I barely have time for 10/25 icc/voa/weekly on my dk and Druid.
I am going to quit wow for swotr: I’m planning on going republic. How about you gravity?
I tried the beta a coupe months ago. Graphically very comfortable with it. The environment was very interesting. Gameplay was somewhat slow compared to early WoW levels. I did make it into town past the intro shipboard quests. There I came across some uniformed guards looking like they belonged in WWII Germany, complete with just-about-SS regalia, and the voice acting that was kind of dopey. Were those placeholder sound files they’ve now replaced?
Twitter: gravitydk
@Ten, I know what you mean abuot the daily/weekly quests. My situation is a little different; I raid once a week without interruption from my wife, and the rest of the time I just fit things in here and there. Sometimes I’ll PUG a few raids whilst on a work teleconference, or 5-mans. Other weeks I get no play-time outside the raid. I am really looking forward to Cataclysm though. I’ll check out SWTOR for sure, but I doubt it’d make me leave WoW. I like fantasy a lot more, which Allods has in a fresh way with its sci-fi setting.

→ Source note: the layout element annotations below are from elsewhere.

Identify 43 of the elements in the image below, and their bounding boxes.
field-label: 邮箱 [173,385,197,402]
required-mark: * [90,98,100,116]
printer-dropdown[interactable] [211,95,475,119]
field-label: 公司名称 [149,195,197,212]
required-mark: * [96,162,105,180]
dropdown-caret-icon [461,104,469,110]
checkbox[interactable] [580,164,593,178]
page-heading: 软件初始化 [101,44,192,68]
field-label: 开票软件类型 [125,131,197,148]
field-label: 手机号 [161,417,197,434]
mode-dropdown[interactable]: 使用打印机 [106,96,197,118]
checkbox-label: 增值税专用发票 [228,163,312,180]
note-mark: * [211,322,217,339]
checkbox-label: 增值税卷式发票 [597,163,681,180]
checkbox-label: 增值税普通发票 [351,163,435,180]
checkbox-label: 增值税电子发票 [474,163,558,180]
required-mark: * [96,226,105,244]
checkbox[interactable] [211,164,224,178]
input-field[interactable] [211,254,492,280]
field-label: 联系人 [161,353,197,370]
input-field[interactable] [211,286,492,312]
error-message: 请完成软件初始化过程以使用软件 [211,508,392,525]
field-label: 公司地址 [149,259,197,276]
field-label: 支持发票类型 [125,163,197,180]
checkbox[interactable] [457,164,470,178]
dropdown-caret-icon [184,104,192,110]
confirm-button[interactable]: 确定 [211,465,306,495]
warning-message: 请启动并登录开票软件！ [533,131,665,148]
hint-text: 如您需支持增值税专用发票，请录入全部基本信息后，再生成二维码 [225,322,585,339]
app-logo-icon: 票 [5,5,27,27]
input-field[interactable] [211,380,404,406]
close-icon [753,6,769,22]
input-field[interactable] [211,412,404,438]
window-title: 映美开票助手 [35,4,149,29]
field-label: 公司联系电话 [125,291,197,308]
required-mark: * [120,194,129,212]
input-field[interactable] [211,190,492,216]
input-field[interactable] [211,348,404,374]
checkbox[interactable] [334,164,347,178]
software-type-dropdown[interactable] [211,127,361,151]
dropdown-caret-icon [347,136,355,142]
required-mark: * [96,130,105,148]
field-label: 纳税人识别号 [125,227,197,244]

@Kin, I didn’t notice any bad voice acting but wasn’t paying so much attention to that. A lot of time I was panning camera and marvelling, or reading quest log to get an understanding of the game lore.
Thanks for sharing this, Gravity. I come here for the DK stuff, but I always enjoy when bloggers talk about some other things that might be a shared interest. I’d likely not have heard of this game at all otherwise.

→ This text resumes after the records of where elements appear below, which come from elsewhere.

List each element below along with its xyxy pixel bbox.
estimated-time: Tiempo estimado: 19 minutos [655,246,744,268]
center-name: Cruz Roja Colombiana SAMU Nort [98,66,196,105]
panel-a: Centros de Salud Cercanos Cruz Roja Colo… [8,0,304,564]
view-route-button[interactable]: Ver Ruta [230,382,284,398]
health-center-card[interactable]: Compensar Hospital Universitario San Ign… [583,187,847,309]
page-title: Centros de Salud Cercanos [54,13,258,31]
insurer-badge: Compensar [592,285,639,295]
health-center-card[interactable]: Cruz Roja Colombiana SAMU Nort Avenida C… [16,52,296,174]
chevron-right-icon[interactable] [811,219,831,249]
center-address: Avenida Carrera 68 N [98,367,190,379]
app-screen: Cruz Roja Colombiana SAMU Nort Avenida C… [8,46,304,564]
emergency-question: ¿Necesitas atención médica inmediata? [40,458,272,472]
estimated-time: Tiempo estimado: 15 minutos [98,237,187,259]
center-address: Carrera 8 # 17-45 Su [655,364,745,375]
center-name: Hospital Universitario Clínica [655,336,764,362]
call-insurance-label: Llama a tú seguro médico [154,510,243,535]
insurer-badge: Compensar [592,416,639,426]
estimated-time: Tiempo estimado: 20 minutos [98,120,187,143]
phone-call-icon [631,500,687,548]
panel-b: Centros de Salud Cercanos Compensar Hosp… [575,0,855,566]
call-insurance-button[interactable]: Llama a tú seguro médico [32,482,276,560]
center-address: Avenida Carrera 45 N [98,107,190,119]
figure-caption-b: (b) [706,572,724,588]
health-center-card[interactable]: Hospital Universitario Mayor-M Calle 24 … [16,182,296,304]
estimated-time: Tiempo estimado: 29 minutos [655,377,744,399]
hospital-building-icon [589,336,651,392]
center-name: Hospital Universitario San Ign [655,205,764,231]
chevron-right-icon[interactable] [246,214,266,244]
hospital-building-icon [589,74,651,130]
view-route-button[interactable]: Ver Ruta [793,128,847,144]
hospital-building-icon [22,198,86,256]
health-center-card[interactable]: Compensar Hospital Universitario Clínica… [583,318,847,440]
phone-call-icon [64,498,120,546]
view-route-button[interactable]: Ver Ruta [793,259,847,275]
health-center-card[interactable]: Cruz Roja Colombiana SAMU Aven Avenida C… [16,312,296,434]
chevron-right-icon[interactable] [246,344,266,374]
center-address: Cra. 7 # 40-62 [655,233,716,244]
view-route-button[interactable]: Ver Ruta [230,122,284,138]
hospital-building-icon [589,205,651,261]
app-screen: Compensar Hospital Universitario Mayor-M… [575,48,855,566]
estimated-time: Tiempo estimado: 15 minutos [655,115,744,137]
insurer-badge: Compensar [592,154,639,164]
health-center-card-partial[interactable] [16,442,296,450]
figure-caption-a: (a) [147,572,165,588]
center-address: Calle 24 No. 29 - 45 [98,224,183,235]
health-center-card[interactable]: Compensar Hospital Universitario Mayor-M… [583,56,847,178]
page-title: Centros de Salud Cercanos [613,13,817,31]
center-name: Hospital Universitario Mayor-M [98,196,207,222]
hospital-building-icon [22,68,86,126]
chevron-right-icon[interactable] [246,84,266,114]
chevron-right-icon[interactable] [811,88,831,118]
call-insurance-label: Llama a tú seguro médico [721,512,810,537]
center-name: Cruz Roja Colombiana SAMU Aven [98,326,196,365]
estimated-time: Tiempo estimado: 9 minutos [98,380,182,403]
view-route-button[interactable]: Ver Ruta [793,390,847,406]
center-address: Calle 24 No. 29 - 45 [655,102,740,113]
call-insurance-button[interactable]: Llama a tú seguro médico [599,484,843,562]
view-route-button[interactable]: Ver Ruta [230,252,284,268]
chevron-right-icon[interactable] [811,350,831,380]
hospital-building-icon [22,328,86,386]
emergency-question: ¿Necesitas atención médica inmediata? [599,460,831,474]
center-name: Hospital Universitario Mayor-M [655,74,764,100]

I’ve got an Orc Warrior on Nezeb at the moment. I might try out a Paladin as well, their barrier system sounded interesting (though I couldn’t find a really good explanation of how it worked). Are you going to let us know what your character name is so we can find you? I’ll certainly understand if you don’t want to get too many in-game tells.
Twitter: gravitydk
I’m on Nezeb too, and my character will be called Gravity. I’m not sure yet to be a Summoner (party-heals and dps, good for solo and instances), or a Warrior (tank ftw, my favourite role, but I don’t enjoy melee dps much when solo) or a Paladin (tank, or healer, or melee dps, great versatility with a respec). I don’t think I’ll go Healer because I imagine their dps when solo, in end-game healer-spec, will be painful, but then again they wear plate and that’s cool and can respec into ranged dps…

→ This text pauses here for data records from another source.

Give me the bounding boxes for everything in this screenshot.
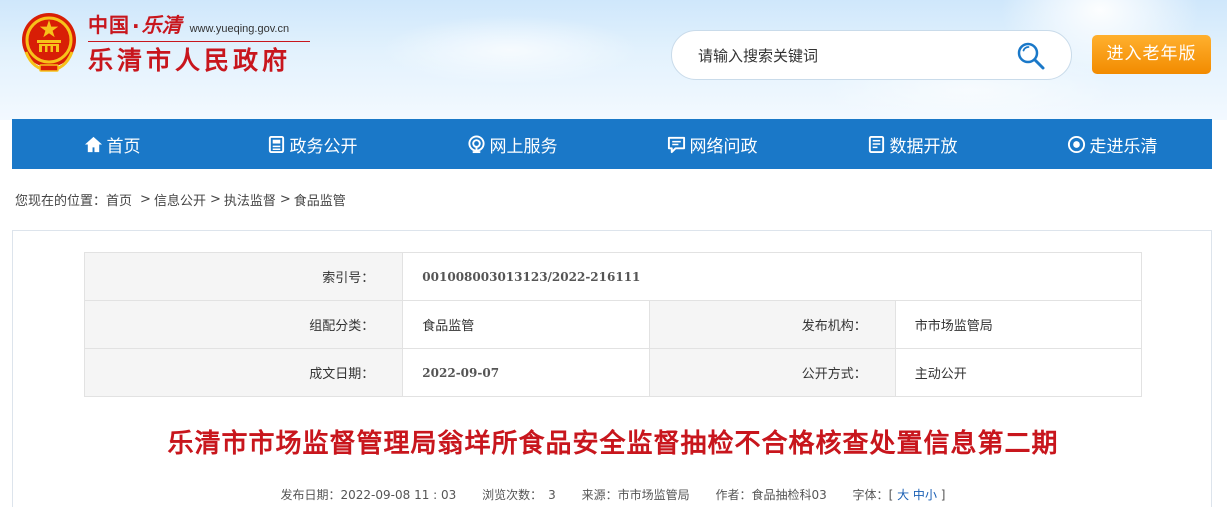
document-date-label: 成文日期： xyxy=(83,348,404,397)
site-name: 乐清市人民政府 xyxy=(88,46,292,75)
breadcrumb-separator: > xyxy=(140,192,151,207)
logo-city: 乐清 xyxy=(141,13,182,37)
logo-country: 中国 xyxy=(88,13,130,37)
main-nav: 首页 政务公开 网上服务 网络问政 数据开放 走进乐清 xyxy=(12,119,1212,169)
home-icon xyxy=(84,135,103,154)
table-row: 索引号： 001008003013123/2022-216111 xyxy=(83,252,1142,301)
font-size-small-button[interactable]: 小 xyxy=(925,488,937,502)
table-row: 组配分类： 食品监管 发布机构： 市市场监管局 xyxy=(83,300,1143,349)
nav-item-government-affairs[interactable]: 政务公开 xyxy=(212,119,412,169)
nav-item-home[interactable]: 首页 xyxy=(12,119,212,169)
article-container: 索引号： 001008003013123/2022-216111 组配分类： 食… xyxy=(12,230,1212,507)
nav-item-label: 首页 xyxy=(106,136,141,157)
view-count-label: 浏览次数： xyxy=(482,488,543,502)
font-size-label: 字体： xyxy=(852,488,889,502)
nav-item-open-data[interactable]: 数据开放 xyxy=(812,119,1012,169)
nav-item-label: 网上服务 xyxy=(489,136,558,157)
index-number-label: 索引号： xyxy=(83,252,404,301)
font-size-bracket: ] xyxy=(940,488,946,502)
logo-dot: · xyxy=(132,14,140,38)
font-size-medium-button[interactable]: 中 xyxy=(913,488,925,502)
view-count-value: 3 xyxy=(548,488,556,502)
breadcrumb-link-law-enforcement[interactable]: 执法监督 xyxy=(224,190,276,209)
category-value: 食品监管 xyxy=(402,300,650,349)
nav-item-online-service[interactable]: 网上服务 xyxy=(412,119,612,169)
disclosure-method-label: 公开方式： xyxy=(648,348,896,397)
index-number-value: 001008003013123/2022-216111 xyxy=(402,252,1142,301)
publish-date: 发布日期：2022-09-08 11 : 03 xyxy=(280,488,457,502)
publisher-value: 市市场监管局 xyxy=(894,300,1143,349)
national-emblem-icon xyxy=(22,13,76,72)
breadcrumb-separator: > xyxy=(209,192,221,207)
table-row: 成文日期： 2022-09-07 公开方式： 主动公开 xyxy=(83,348,1143,397)
nav-item-online-inquiry[interactable]: 网络问政 xyxy=(612,119,812,169)
font-size-large-button[interactable]: 大 xyxy=(897,488,909,502)
search-input[interactable] xyxy=(698,43,998,69)
data-icon xyxy=(867,135,886,154)
breadcrumb-separator: > xyxy=(279,192,291,207)
site-header: 中国 · 乐清 www.yueqing.gov.cn 乐清市人民政府 进入老年版 xyxy=(0,0,1227,120)
search-icon[interactable] xyxy=(1015,40,1047,72)
elder-version-button[interactable]: 进入老年版 xyxy=(1092,35,1211,74)
breadcrumb-link-home[interactable]: 首页 xyxy=(106,190,132,209)
nav-item-about-yueqing[interactable]: 走进乐清 xyxy=(1012,119,1212,169)
nav-item-label: 数据开放 xyxy=(889,136,958,157)
article-info-bar: 发布日期：2022-09-08 11 : 03 浏览次数： 3 来源：市市场监管局… xyxy=(13,486,1213,503)
logo-url: www.yueqing.gov.cn xyxy=(189,23,290,35)
nav-item-label: 政务公开 xyxy=(289,136,358,157)
breadcrumb-prefix: 您现在的位置： xyxy=(15,194,107,209)
article-author: 作者：食品抽检科03 xyxy=(715,488,827,502)
header-cloud xyxy=(380,15,640,85)
nav-item-label: 网络问政 xyxy=(689,136,758,157)
publisher-label: 发布机构： xyxy=(648,300,896,349)
breadcrumb: 您现在的位置： 首页 > 信息公开 > 执法监督 > 食品监管 xyxy=(15,190,346,209)
site-logo-top: 中国 · 乐清 www.yueqing.gov.cn xyxy=(88,10,289,38)
category-label: 组配分类： xyxy=(83,300,404,349)
view-count: 浏览次数： 3 xyxy=(482,488,556,502)
eye-icon xyxy=(1067,135,1086,154)
chat-icon xyxy=(667,135,686,154)
breadcrumb-link-food-supervision[interactable]: 食品监管 xyxy=(294,190,346,209)
disclosure-method-value: 主动公开 xyxy=(894,348,1143,397)
font-size-bracket: [ xyxy=(888,488,894,502)
search-box xyxy=(671,30,1072,80)
service-icon xyxy=(467,134,486,154)
document-icon xyxy=(267,135,286,154)
breadcrumb-link-info-disclosure[interactable]: 信息公开 xyxy=(154,190,206,209)
article-meta-table: 索引号： 001008003013123/2022-216111 组配分类： 食… xyxy=(83,252,1143,397)
font-size-control: 字体：[ 大 中小 ] xyxy=(853,488,946,502)
article-source: 来源：市市场监管局 xyxy=(581,488,690,502)
nav-item-label: 走进乐清 xyxy=(1089,136,1158,157)
document-date-value: 2022-09-07 xyxy=(402,348,650,397)
article-title: 乐清市市场监督管理局翁垟所食品安全监督抽检不合格核查处置信息第二期 xyxy=(167,429,1059,459)
logo-divider xyxy=(88,41,310,42)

I’m honestly still not sure which one to focus on, but he’ll be called Gravity.
The barrier system, as far as I can tell, simply defers damage by holding it in a barrier. I don’t know if you can then make the damage vanish, but what I’ve read indicates you cannot, so the Paladin I guess can then choose when to take the damage, rather than it killing him (ie. stagger it), which is why people are saying Paladins will be ideal boss-tanks.
My thinking is that AO will follow the same development-progression as WoW, if it remains financially profitable, and they’ll balance the two tanks to both handle raid bosses, and balance the healers to all be valuable, even if they’re not like that now.
I know the starting zones are absolutely chockers full of new players, and there isn’t a system where mobs spawn in relation to the density of players, so there’s some waiting, but… did you see this? People are queuing for mobs! That has got to be the most mature behaviour I’ve ever seen on an MMO.
I actually found a pretty good post today explaining the barrier system. Paladins do have several tools to manage the damage stored in the barriers.
Tenacity removes a set amount of damage from the first barrier and moves it to the third barrier, resetting the timer. You can use this skill the basically rotate the damage stored in your barriers indefinitely, taking a bit off each time until it is gone or is replaced by a higher hit.
Overcome allows you to reduce the damage in your first barrier by 50% or so + a set amount, but applies the rest of the damage immediately. So you can turn 20k damage in a barrier into 6k damage when you hit it. Also keep in mind that doing this means you have an empty barrier, so the next swing will be absorbed as well.
Purge Pain allows you to completely negate the damage in the first barrier, 1 minute cooldown.
I’ve seen multiple names for the next skill, but basically it equally distributes all barrier damage evenly and reset the timer on all of them. From tehre you have to use tenacity to rotate the damage or all three barriers will break at the same time.
The major selling point for the paladin is that they can take large damage spikes without being insta-gibbed.
I’ll be on Nezeb as Seethe, maybe I’ll see you around.
Here’s the post I read: http://allods-forum.gpotato.com/viewtopic.php?f=17&t=7294
Twitter: gravitydk
Oh wow that’s really interesting. Kind of sounds fun actually. Whereas, warriors in AO, as tanks, are more traditional (I see they have parry, block, avoidance, flat damage reduction).
I’m hoping to get online and play a bit tonight, if I’m not rostered into ICC10.